Di politica alta si è parlato ieri pomeriggio in Piazza Marconi ad Aquilonia nell’ambito della iniziativa “Aquilonia letteraria”, alla presenza del sindaco Antonio Caputo e di Giovanni Famiglietti.
Crisi della politica, dei partiti, della partecipazione: questi i temi affrontati durante il dibattito.
Il direttore del Corriere dell’Irpinia Gianni Festa ha sottolineato come dalla Prima Repubblica in poi la crisi riguarda la classe dirigente, ormai non più all’altezza nell’affrontare le sfide complesse del nostro tempo.
La politica è ridotta a una rappresentanza fittizia, che non risponde alle richieste del territorio a causa di scarsa competenza e del gap di comunicazione con i cittadini che si sentono sempre più alienati e distanti dalle istituzioni.
Oggi non ci sono più, ha detto Festa, i partiti di massa con una forte identità ideologica – lo erano invece Dc, il Pci, Psi – manca il radicamento territoriale, non si vedono più sezioni locali, ci sono sempre meno circoli culturali e organizzazioni giovanili che avvicinavano i cittadini alla politica; non esiste una cultura politica strutturata: un tempo l’adesione ad un partito non era solo elettorale, ma culturale e valoriale.
Si leggeva Il Popolo, l’Unità, Avanti! non solo per informarsi, ma per sentirsi parte di una comunità politica.
Mancano infine – è l’analisi di Festa – mediazione e compromesso, ovvero l’essenza della politica, manca la classe dirigente che cercava equilibri ed elaborava progetti di lungo periodo, con un forte senso di “missione pubblica”. Esempi da non dimenticare: De Gasperi, Moro, Berlinguer.
Secondo Andrea Covotta, giornalista, responsabile della Struttura RAI Quirinale, autore del libro “Politica e Pensiero”, si avverte l’impellenza di pensare prima di fare politica, richiamando una dimensione riflessiva perduta nella politica attuale.
Questo atteggiamento, ha continuato Covotta, originava progetti lungimiranti e responsabilità collettive, a differenza della tendenza recente verso una politica dominata dall’immagine, dalla leadership e dalla frammentazione sociale.
La politica alta “pensava” prima di agire, e i partiti elaboravano visioni complessive della società, c’erano all’epoca della Dc scuole di formazione, congressi e dibattiti interni.
Festa ha osservato come è il deficit di partecipazione politica che genera il populismo, e crisi delle ideologie e dei valori da spazio al pensiero corto, alla personalizzazione della politica: i leader hanno sostituito le strutture di partito, la militanza attiva con una partecipazione “liquida” e occasionale.
La medializzazione, i social e la Tv hanno reso la comunicazione istantanea e polarizzante, privilegiando slogan e immagine rispetto all’elaborazione di pensiero.
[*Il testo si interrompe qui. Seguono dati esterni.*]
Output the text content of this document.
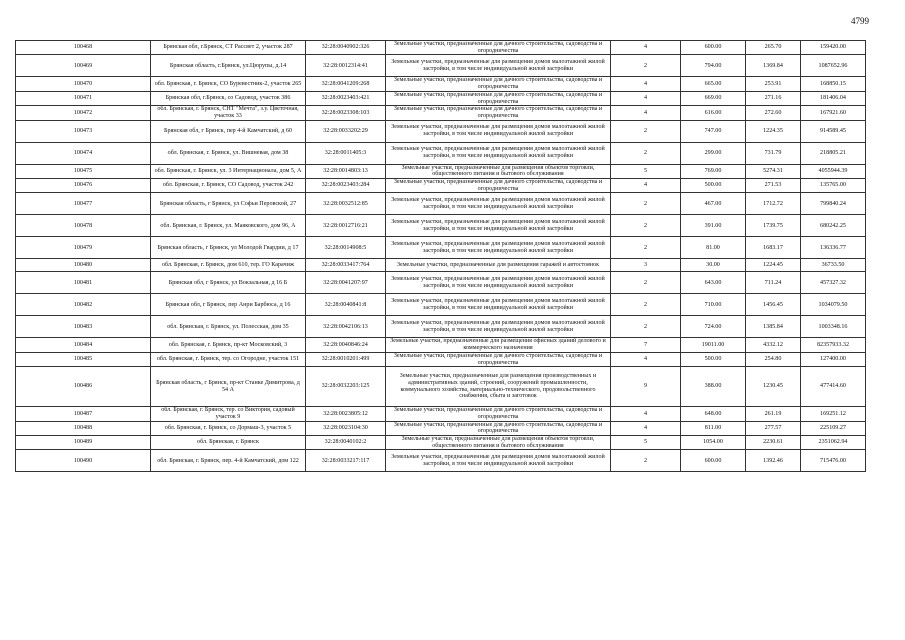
4799
100468	Брянская обл, г.Брянск, СТ Рассвет 2, участок 287	32:28:0040902:326	Земельные участки, предназначенные для дачного строительства, садоводства и огородничества	4	600.00	265.70	159420.00
100469	Брянская область, г.Брянск, ул.Цюрупы, д.14	32:28:0012314:41	Земельные участки, предназначенные для размещения домов малоэтажной жилой застройки, в том числе индивидуальной жилой застройки	2	794.00	1369.84	1087652.96
100470	обл. Брянская, г. Брянск, СО Буревестник-2, участок 265	32:28:0041209:268	Земельные участки, предназначенные для дачного строительства, садоводства и огородничества	4	665.00	253.91	168850.15
100471	Брянская обл, г.Брянск, со Садовод, участок 386	32:28:0023403:421	Земельные участки, предназначенные для дачного строительства, садоводства и огородничества	4	669.00	271.16	181406.04
100472	обл. Брянская, г. Брянск, СНТ "Мечта", з.у. Цветочная, участок 33	32:28:0023308:103	Земельные участки, предназначенные для дачного строительства, садоводства и огородничества	4	616.00	272.60	167921.60
100473	Брянская обл, г Брянск, пер 4-й Камчатский, д 60	32:28:0033202:29	Земельные участки, предназначенные для размещения домов малоэтажной жилой застройки, в том числе индивидуальной жилой застройки	2	747.00	1224.35	914589.45
100474	обл. Брянская, г. Брянск, ул. Вишневая, дом 38	32:28:0011405:3	Земельные участки, предназначенные для размещения домов малоэтажной жилой застройки, в том числе индивидуальной жилой застройки	2	299.00	731.79	218805.21
100475	обл. Брянская, г. Брянск, ул. 3 Интернационала, дом 5, А	32:28:0014803:13	Земельные участки, предназначенные для размещения объектов торговли, общественного питания и бытового обслуживания	5	769.00	5274.31	4055944.39
100476	обл. Брянская, г. Брянск, СО Садовод, участок 242	32:28:0023403:284	Земельные участки, предназначенные для дачного строительства, садоводства и огородничества	4	500.00	271.53	135765.00
100477	Брянская область, г Брянск, ул Софьи Перовской, 27	32:28:0032512:85	Земельные участки, предназначенные для размещения домов малоэтажной жилой застройки, в том числе индивидуальной жилой застройки	2	467.00	1712.72	799840.24
100478	обл. Брянская, г. Брянск, ул. Маяковского, дом 96, А	32:28:0012716:21	Земельные участки, предназначенные для размещения домов малоэтажной жилой застройки, в том числе индивидуальной жилой застройки	2	391.00	1739.75	680242.25
100479	Брянская область, г Брянск, ул Молодой Гвардии, д 17	32:28:0014908:5	Земельные участки, предназначенные для размещения домов малоэтажной жилой застройки, в том числе индивидуальной жилой застройки	2	81.00	1683.17	136336.77
100480	обл. Брянская, г. Брянск, дом 610, тер. ГО Карачиж	32:28:0033417:764	Земельные участки, предназначенные для размещения гаражей и автостоянок	3	30.00	1224.45	36733.50
100481	Брянская обл, г Брянск, ул Вокзальная, д 16 Б	32:28:0041207:97	Земельные участки, предназначенные для размещения домов малоэтажной жилой застройки, в том числе индивидуальной жилой застройки	2	643.00	711.24	457327.32
100482	Брянская обл, г Брянск, пер Анри Барбюса, д 16	32:28:0040841:8	Земельные участки, предназначенные для размещения домов малоэтажной жилой застройки, в том числе индивидуальной жилой застройки	2	710.00	1456.45	1034079.50
100483	обл. Брянская, г. Брянск, ул. Полесская, дом 35	32:28:0042106:13	Земельные участки, предназначенные для размещения домов малоэтажной жилой застройки, в том числе индивидуальной жилой застройки	2	724.00	1385.84	1003348.16
100484	обл. Брянская, г. Брянск, пр-кт Московский, 3	32:28:0040846:24	Земельные участки, предназначенные для размещения офисных зданий делового и коммерческого назначения	7	19011.00	4332.12	82357933.32
100485	обл. Брянская, г. Брянск, тер. со Огородне, участок 151	32:28:0010201:499	Земельные участки, предназначенные для дачного строительства, садоводства и огородничества	4	500.00	254.80	127400.00
100486	Брянская область, г Брянск, пр-кт Станке Димитрова, д 54 А	32:28:0032203:125	Земельные участки, предназначенные для размещения производственных и административных зданий, строений, сооружений промышленности, коммунального хозяйства, материально-технического, продовольственного снабжения, сбыта и заготовок	9	388.00	1230.45	477414.60
100487	обл. Брянская, г. Брянск, тер. со Виктория, садовый участок 9	32:28:0023805:12	Земельные участки, предназначенные для дачного строительства, садоводства и огородничества	4	648.00	261.19	169251.12
100488	обл. Брянская, г. Брянск, со Дормаш-3, участок 5	32:28:0023104:30	Земельные участки, предназначенные для дачного строительства, садоводства и огородничества	4	811.00	277.57	225109.27
100489	обл. Брянская, г. Брянск	32:28:0040102:2	Земельные участки, предназначенные для размещения объектов торговли, общественного питания и бытового обслуживания	5	1054.00	2230.61	2351062.94
100490	обл. Брянская, г. Брянск, пер. 4-й Камчатский, дом 122	32:28:0033217:117	Земельные участки, предназначенные для размещения домов малоэтажной жилой застройки, в том числе индивидуальной жилой застройки	2	600.00	1392.46	715476.00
C’è di conseguenza disillusione e sfiducia: scandali, inefficienze e promesse mancate hanno cancellato il senso delle istituzioni, provocando astensionismo crescente: alle ultime tornate elettorali, oltre il 40% degli aventi diritto non ha votato.
Covotta ha avvertito contro il rischio di fare politica senza pensiero per assecondare soltanto la logica del consenso immediato, della gestione del presente, piuttosto che un lavoro finalizzato alla costruzione di un progetto collettivo.
La lezione dei padri costituenti è stata ormai dimenticata.
La domanda da porsi è: quale futuro per questo Paese? La risposta è tornare alla Costituzione.
Infine la giovane Maria Tartaglia è intervenuta per rappresentare i giovani, il loro sentire, l’ascolto di cui necessitano le nuove generazioni orientate ad una partecipazione attiva e convinta, produttiva.